Japan and India have signed a bilateral free trade agreement that would abolish duties on more than 90 per cent of trade for ten years.
The bilateral free trade agreement between Japan and India would abolish duties on more than 90 percent of trade
The Japanese government said the deal would eliminate tariffs on 90 percent of Japanese exports to India, such as electric appliances, and 97 percent of imports from India until 2021.
The deal would give smaller companies and public-private partnerships better access to infrastructure development projects
Japanese Foreign Minister, Seiji Maehara, and Indian Commerce and Industry Minister, Anand Sharma, signed the pact in a ceremony in Tokyo on Wednesday. The pact would "promote a strategic partnership between the two countries so that they can establish win-win relations and achieve growth," says Maehara.
For India, the pact would "provide an overarching framework to promote our economic cooperation, both trade and investment," says Sharma. He adds: "It will be rewarding for both India and Japan."
What the deal allows
The deal also allows Japanese companies to control stakes in Indian entities and to set up franchises in India. It keeps Japanese barriers in place for rice, wheat and dairy to protect its own farmers.
Indian mining, fisheries and some agricultural products are to have their tariffs lifted. India will maintain tariffs on assembled vehicles to protect its car industry, but will gradually reduce trade barriers on auto parts.
The deal would "facilitate new business opportunities," says Vikram Kirloskar, vice chairman of Toyota Kirloskar Motor Pvt Ltd. - a joint venture between Japan's Toyota Motor Corp. and India's Kirloskar Group to make and sell Toyota cars in India.
The deal would "facilitate new business opportunities," says Vikram Kirloskar (left)
Facilitating new opportunities
The deal comes as the world's largest automaker, Toyota, celebrates the opening of an auto plant in a rural area of Japan, which promises to grow into a new production point.
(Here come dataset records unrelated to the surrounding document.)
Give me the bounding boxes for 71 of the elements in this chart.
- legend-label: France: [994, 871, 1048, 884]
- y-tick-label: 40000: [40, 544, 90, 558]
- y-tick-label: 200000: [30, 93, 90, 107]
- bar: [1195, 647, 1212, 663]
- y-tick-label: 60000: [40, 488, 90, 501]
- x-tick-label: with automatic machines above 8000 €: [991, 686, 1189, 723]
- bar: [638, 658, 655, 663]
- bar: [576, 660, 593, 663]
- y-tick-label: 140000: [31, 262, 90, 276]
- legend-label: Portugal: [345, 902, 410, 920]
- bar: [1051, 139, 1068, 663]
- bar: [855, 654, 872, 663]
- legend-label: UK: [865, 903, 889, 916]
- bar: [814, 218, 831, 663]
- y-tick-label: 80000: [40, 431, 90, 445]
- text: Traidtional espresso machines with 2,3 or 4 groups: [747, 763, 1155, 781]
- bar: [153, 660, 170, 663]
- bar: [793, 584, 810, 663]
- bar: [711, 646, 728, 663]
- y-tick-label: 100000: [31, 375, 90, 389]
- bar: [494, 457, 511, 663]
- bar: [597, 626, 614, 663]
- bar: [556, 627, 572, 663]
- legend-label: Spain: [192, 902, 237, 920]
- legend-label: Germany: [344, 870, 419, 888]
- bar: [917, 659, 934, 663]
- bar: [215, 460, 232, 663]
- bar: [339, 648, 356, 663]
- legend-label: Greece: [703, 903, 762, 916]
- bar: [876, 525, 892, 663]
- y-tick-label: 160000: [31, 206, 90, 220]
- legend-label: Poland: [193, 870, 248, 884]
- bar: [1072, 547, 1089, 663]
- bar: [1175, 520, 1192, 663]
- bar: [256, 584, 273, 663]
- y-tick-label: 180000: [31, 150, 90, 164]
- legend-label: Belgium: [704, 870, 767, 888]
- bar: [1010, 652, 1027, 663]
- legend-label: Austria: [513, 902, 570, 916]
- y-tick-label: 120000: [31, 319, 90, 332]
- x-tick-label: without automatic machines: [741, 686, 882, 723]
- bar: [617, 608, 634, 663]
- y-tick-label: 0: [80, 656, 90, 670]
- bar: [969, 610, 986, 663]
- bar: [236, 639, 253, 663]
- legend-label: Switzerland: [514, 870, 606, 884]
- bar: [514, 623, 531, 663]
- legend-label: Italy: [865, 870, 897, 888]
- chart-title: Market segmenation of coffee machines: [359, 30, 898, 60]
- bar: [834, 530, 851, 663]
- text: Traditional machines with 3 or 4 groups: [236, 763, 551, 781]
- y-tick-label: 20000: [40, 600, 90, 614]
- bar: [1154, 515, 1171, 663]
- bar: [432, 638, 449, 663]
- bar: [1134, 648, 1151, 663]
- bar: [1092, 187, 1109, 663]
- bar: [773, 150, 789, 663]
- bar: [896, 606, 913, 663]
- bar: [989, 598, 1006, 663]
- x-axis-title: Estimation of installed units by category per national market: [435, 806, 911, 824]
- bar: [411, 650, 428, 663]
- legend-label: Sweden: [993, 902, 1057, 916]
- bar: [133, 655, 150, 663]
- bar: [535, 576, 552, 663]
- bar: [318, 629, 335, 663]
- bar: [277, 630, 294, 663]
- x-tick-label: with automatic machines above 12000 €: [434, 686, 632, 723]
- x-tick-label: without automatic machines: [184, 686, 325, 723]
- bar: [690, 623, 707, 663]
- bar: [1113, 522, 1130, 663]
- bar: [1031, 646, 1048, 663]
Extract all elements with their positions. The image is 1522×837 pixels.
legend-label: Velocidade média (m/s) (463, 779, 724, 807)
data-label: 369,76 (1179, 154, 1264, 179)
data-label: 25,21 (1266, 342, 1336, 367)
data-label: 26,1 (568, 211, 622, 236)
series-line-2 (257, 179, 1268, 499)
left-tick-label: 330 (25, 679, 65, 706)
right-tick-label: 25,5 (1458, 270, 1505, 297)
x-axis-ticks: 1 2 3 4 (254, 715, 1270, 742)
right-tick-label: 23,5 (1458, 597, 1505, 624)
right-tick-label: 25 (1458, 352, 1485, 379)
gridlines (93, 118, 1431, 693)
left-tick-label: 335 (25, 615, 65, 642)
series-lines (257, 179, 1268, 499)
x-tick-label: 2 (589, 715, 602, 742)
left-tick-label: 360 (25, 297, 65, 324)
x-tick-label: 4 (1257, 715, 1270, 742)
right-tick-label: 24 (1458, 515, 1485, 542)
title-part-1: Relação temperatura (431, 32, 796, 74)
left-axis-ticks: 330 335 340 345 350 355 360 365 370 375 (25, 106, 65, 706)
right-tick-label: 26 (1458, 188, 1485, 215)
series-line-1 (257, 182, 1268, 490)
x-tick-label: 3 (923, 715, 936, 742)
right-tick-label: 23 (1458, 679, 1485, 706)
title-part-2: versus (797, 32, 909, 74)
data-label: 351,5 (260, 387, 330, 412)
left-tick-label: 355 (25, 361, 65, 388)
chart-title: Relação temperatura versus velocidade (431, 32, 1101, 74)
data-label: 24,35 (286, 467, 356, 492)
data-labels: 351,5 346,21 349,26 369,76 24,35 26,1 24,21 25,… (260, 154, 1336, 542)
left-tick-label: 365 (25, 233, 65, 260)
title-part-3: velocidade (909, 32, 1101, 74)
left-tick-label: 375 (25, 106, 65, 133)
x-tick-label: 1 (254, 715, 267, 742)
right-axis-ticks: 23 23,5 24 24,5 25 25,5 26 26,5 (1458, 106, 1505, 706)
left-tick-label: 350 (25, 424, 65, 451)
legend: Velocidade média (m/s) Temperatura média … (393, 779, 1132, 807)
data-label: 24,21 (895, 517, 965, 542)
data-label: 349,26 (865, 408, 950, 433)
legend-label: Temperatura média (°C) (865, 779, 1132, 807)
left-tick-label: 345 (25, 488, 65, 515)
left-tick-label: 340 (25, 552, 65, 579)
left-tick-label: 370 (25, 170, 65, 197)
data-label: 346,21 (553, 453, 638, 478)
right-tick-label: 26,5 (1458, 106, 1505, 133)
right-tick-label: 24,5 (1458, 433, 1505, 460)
It is the first Japan opening for a Toyota plant in 18 years.
Kirloskar says he hopes to see increased cooperation in sectors like manufacturing infrastructure, green technologies, energy and education. In particular, the deal would give smaller companies and public-private partnerships better access to infrastructure development projects.
Deal is a "welcome move"
The business communities, who have been waiting for the deal since negotiations started in January 2007, welcome the signing. Tadashi Okamura, chairman of the Japan Chamber of Commerce and Industry, says the agreement "would develop mutually complementary relationship."
"We expect India's market to expand rapidly hereafter," says Okamura. "Our challenge is how Japan's corporations could respond to the demand increase."
Japan and India also aim to lift employment restrictions to allow Indians to work in Japan as nurses and care givers
Japan and India are also to continue talks on lifting employment restrictions to allow Indians to work in Japan as nurses and care givers. Japan is bracing itself for increasing health care requirements as its population ages. Japan is one of the world's most rapidly aging countries, and there are concerns about caring for their growing number. The Japanese government said it hopes to conclude the talks within two years.
India is the 12th country to sign a free trade agreement with Japan, and the largest by economy so far. Despite the size of their economies, Japan and India have had limited trade, totalling about US$ 15 billion in 2010, just one percent of Japan's global trade.
Delhi has free trade deals with the ten-member Association of South-East Asian Nations (ASEAN), Sri Lanka, and additional bilateral agreements with Malaysia and Thailand. It has a more comprehensive economic agreement with South Korea. India also expects to sign an agreement with the European Union later this year.